What happens at the PCT if serum glucose > 10.5?

Active glucose reabsorption transport maxes out and glucose spills into urine

26

What is the function of the loop of henle (LOH)?

CONCENTRATION

Concentrates urine primarily by juxtamedullary nephrons. Goes deep into the hypertonic medulla region and H2O moves from tubule to interstitium

Has a descending and ascending limb

27

What is the function of the descending limb of LOH?

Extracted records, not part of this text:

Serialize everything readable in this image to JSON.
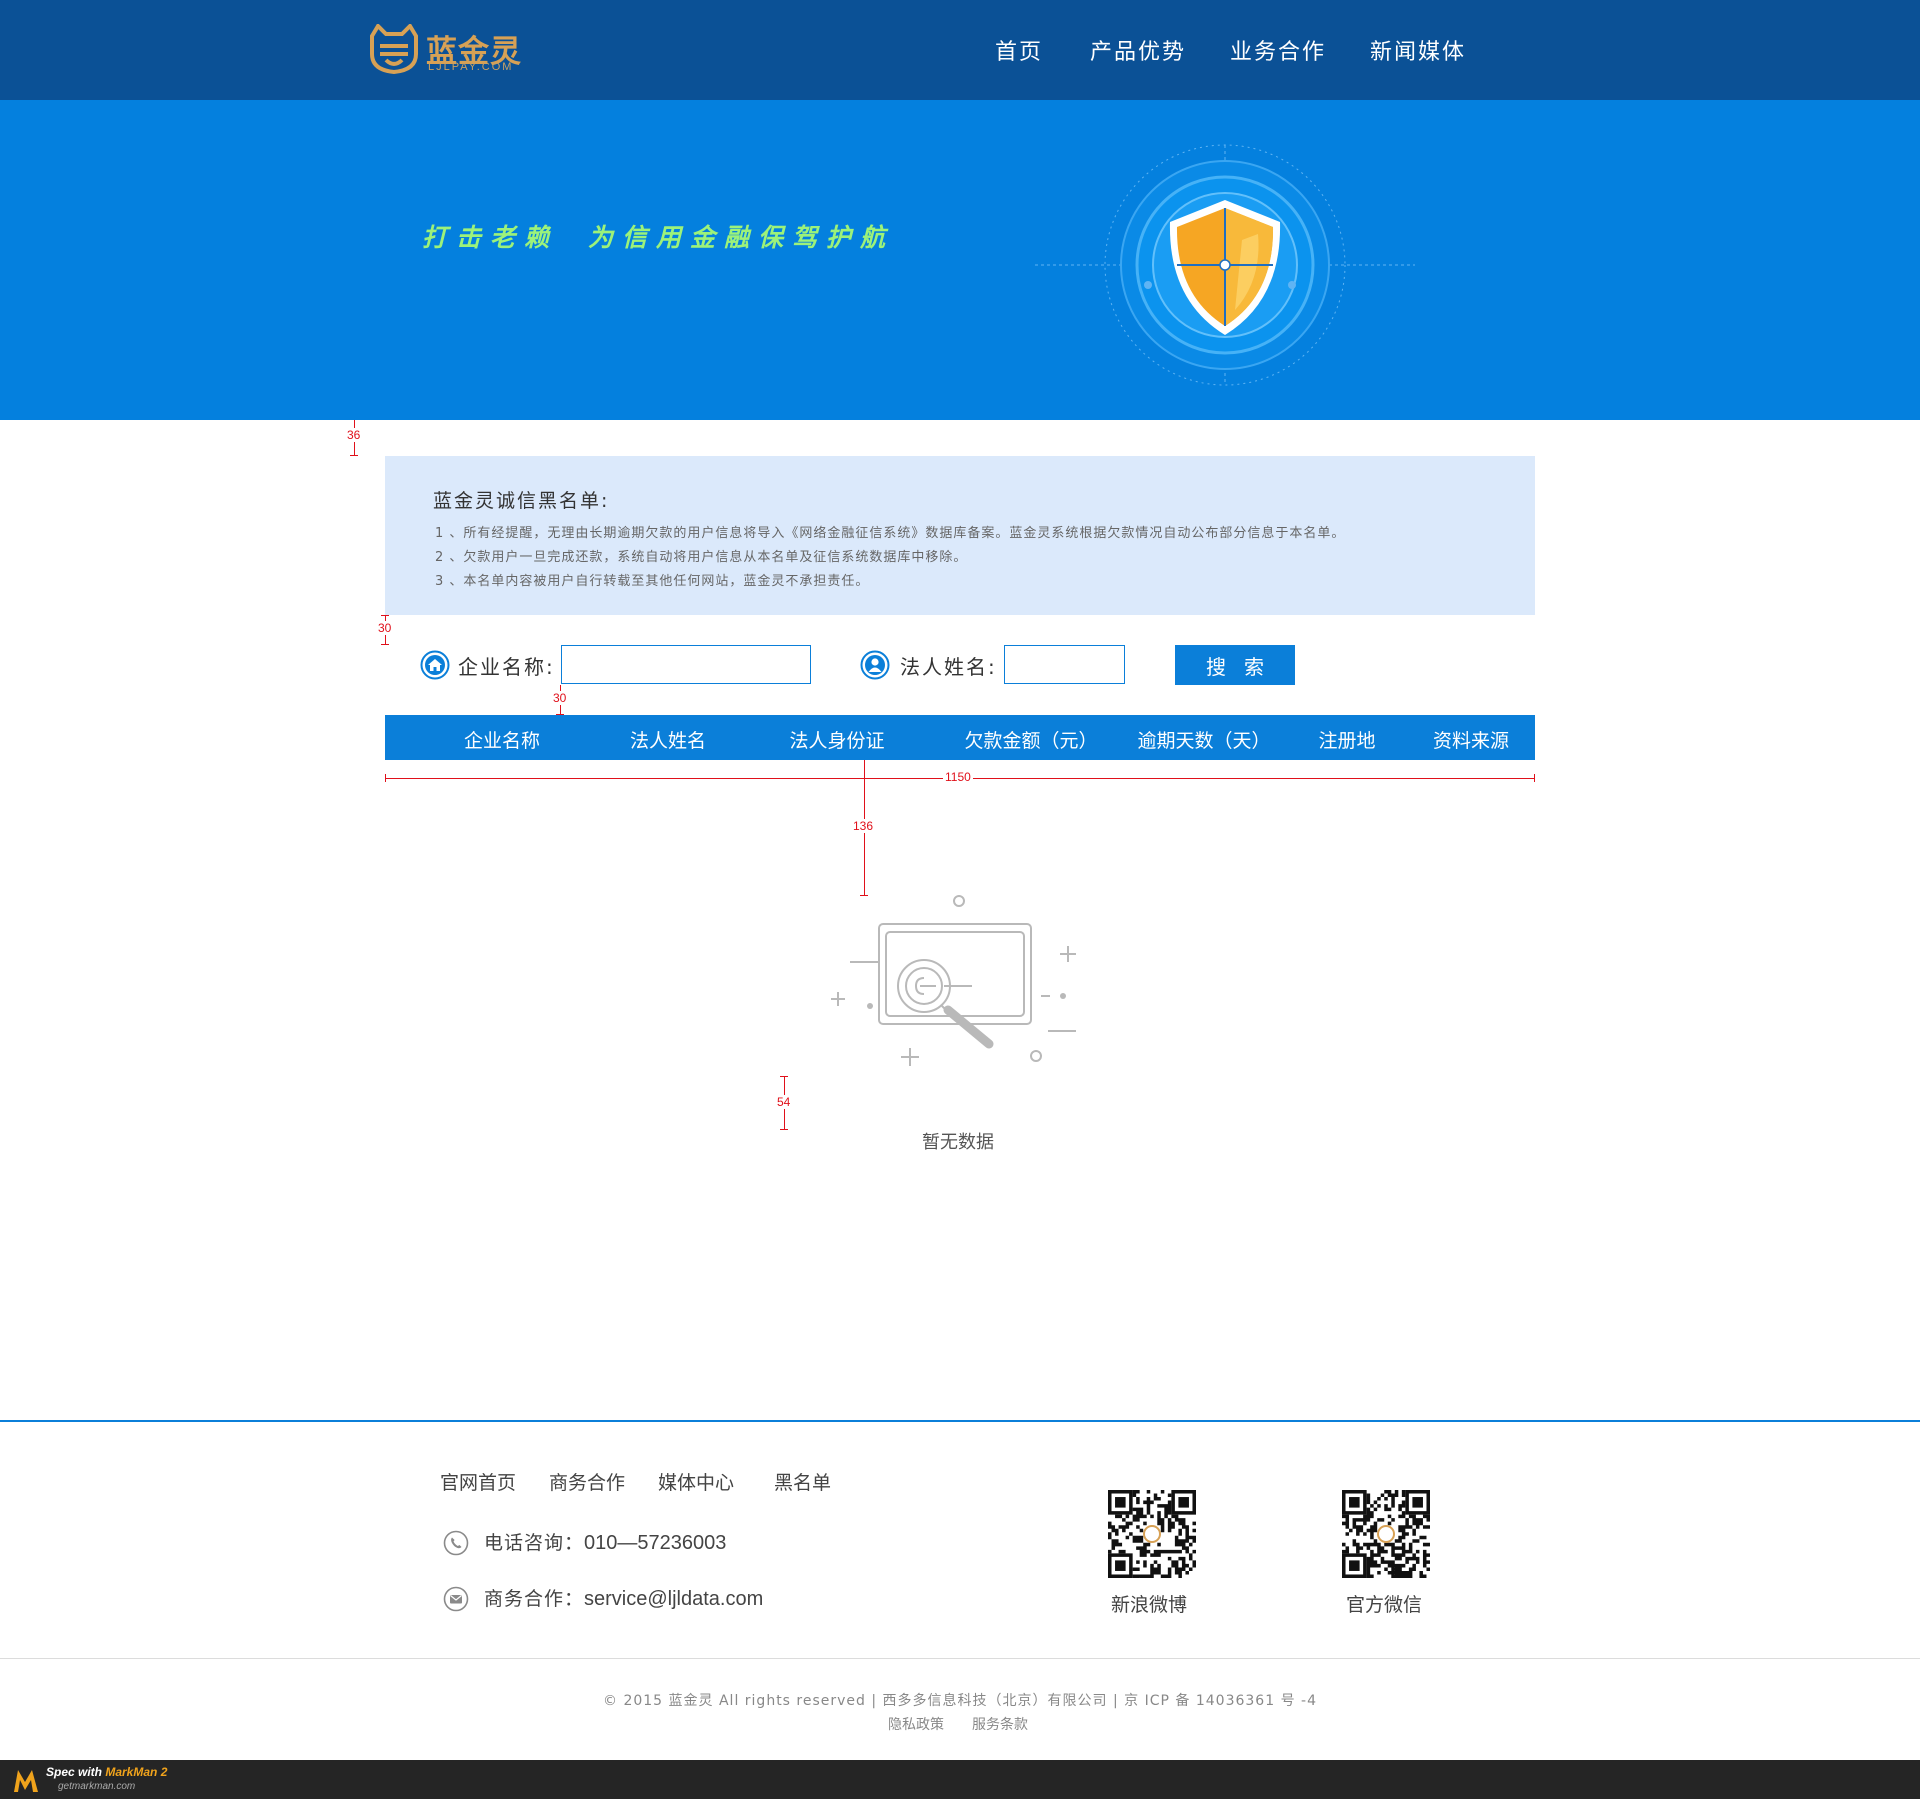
{
  "header": {
    "logo_text": "蓝金灵",
    "logo_sub": "LJLPAY.COM",
    "nav": [
      "首页",
      "产品优势",
      "业务合作",
      "新闻媒体"
    ]
  },
  "banner": {
    "slogan_1": "打击老赖",
    "slogan_2": "为信用金融保驾护航"
  },
  "notice": {
    "title": "蓝金灵诚信黑名单:",
    "lines": [
      "1 、所有经提醒，无理由长期逾期欠款的用户信息将导入《网络金融征信系统》数据库备案。蓝金灵系统根据欠款情况自动公布部分信息于本名单。",
      "2 、欠款用户一旦完成还款，系统自动将用户信息从本名单及征信系统数据库中移除。",
      "3 、本名单内容被用户自行转载至其他任何网站，蓝金灵不承担责任。"
    ]
  },
  "search": {
    "company_label": "企业名称:",
    "company_value": "",
    "person_label": "法人姓名:",
    "person_value": "",
    "button": "搜索"
  },
  "table": {
    "headers": [
      "企业名称",
      "法人姓名",
      "法人身份证",
      "欠款金额（元）",
      "逾期天数（天）",
      "注册地",
      "资料来源"
    ]
  },
  "empty": {
    "text": "暂无数据"
  },
  "specs": {
    "s36": "36",
    "s30a": "30",
    "s30b": "30",
    "s1150": "1150",
    "s136": "136",
    "s54": "54"
  },
  "footer": {
    "links": [
      "官网首页",
      "商务合作",
      "媒体中心",
      "黑名单"
    ],
    "phone_label": "电话咨询：",
    "phone_value": "010—57236003",
    "email_label": "商务合作：",
    "email_value": "service@ljldata.com",
    "qr_1": "新浪微博",
    "qr_2": "官方微信",
    "copyright": "© 2015 蓝金灵 All rights reserved | 西多多信息科技（北京）有限公司 | 京 ICP 备 14036361 号 -4",
    "privacy": "隐私政策",
    "terms": "服务条款"
  },
  "markman": {
    "line1_a": "Spec with ",
    "line1_b": "MarkMan 2",
    "line2": "getmarkman.com"
  },
  "colors": {
    "topbar": "#0b5196",
    "banner": "#0480de",
    "accent": "#0b7fd9",
    "slogan": "#9cf27a",
    "notice_bg": "#dbe9fb",
    "logo": "#d7a155"
  }
}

H2O permeable, allows for movement of H2O

28

What is the function of the ascending limb of LOH?

H2O impermeable, actively transports Cl-, and Na+ passively follows maintaining concentration gradient

29

What is the counter current mechanism in the LOH?

Filtrate going down one arm of the loop interacts with blood going up the other arm in opposing direction, increases diffusion

30

What do the NKCC2 transporters do and where are they?

Located in ascending LOH, actively reabsorb Na, K, and CL. Entire transporter blocked by loop diuretics (lasix)

Lasix causes Na, K, and 2Cl to remain in LOH causing filtrate to become hypertonic. This increases excretion of H2O along with all lytes that don't get reabsorbed.